There is another region, besides, into which I must resolutely refuse to follow my opponent; the region of personalities. He is evidently an adept in the occult science of motives. He speaks, with the irritation of a baffled magician, of any one whose spirit he cannot discern. He confesses that I have puzzled him. He is unwilling to suspect one motive, unable to impute another. The question is left doubtful. [11a] But it is otherwise with Mr. Rowland Hill. He lies helplessly open to the dissecting knife of the operator. And with unflinching severity is it applied. [11b] Hostility to the Sabbath, enmity against religion—these are visibly his principles. All else is a veil, a cloke, a mask. When he speaks of desiring rest on the Sunday for his subordinates, he means labour. When he prefaces his Minute with the profession of regard for the Sunday, he speaks but to deceive, and smiles (vainly smiles, says my Reviewer) at the easy credulity of his victims. [12] When he not only promises, but effects, a measure of undeniable relief,—the discontinuance, for example, of a second Sunday delivery,—this is only to disguise his restless spirit of antichristian malignity, that he may proceed, more covertly, but not less surely, to his real object, the annihilation of an ordinance of God.

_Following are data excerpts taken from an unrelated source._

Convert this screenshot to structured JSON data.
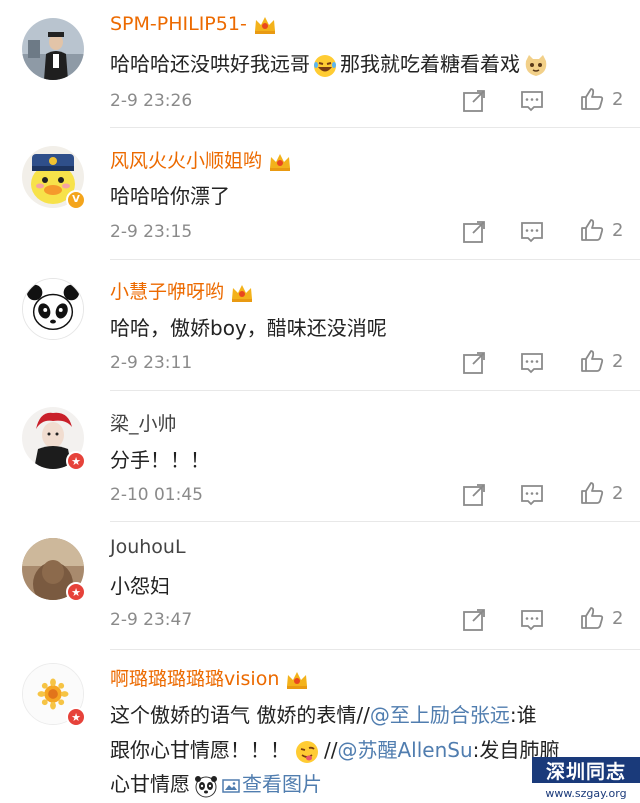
{
  "comments": [
    {
      "username": "SPM-PHILIP51-",
      "text_part1": "哈哈哈还没哄好我远哥",
      "text_part2": "那我就吃着糖看着戏",
      "time": "2-9 23:26",
      "likes": "2"
    },
    {
      "username": "风风火火小顺姐哟",
      "text": "哈哈哈你漂了",
      "time": "2-9 23:15",
      "likes": "2"
    },
    {
      "username": "小慧子咿呀哟",
      "text": "哈哈，傲娇boy，醋味还没消呢",
      "time": "2-9 23:11",
      "likes": "2"
    },
    {
      "username": "梁_小帅",
      "text": "分手！！！",
      "time": "2-10 01:45",
      "likes": "2"
    },
    {
      "username": "JouhouL",
      "text": "小怨妇",
      "time": "2-9 23:47",
      "likes": "2"
    },
    {
      "username": "啊璐璐璐璐璐vision",
      "line1_a": "这个傲娇的语气 傲娇的表情//",
      "line1_mention": "@至上励合张远",
      "line1_b": ":谁",
      "line2_a": "跟你心甘情愿！！！",
      "line2_b": "//",
      "line2_mention": "@苏醒AllenSu",
      "line2_c": ":发自肺腑",
      "line3_a": "心甘情愿",
      "line3_link": "查看图片"
    }
  ],
  "watermark": {
    "title": "深圳同志",
    "url": "www.szgay.org"
  },
  "colors": {
    "vip_name": "#ec6a00",
    "link": "#507daf",
    "meta": "#8a8a8a"
  }
}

I am not the apologist of Mr. Rowland Hill. I know him only, as all the world knows him, as the originator and accomplisher of one of the boldest and most beneficial of all the achievements of modern civilization. It will require more than mere assertion, to attach to his name those odious imputations which it is necessary for the impugners of the late change to suggest and to foster. And what, after all, are the grounds on which such imputations rest? Mr. Rowland Hill, says the Record, was a Director of a Railway which refused Return tickets extending from Saturday to Monday, and thus compelled its passengers to travel on the Sunday. [13a] Mr. Rowland Hill, says the Author of the Reply, is an officer of that department of the Government, which is notorious above all others for its desecration of the Sabbath: [13b] a department of the Government, we may add, so beyond all others unfortunate, that to it alone is denied the possibility of self-reformation, and every effort after amendment is branded by anticipation as hypocrisy and imposture.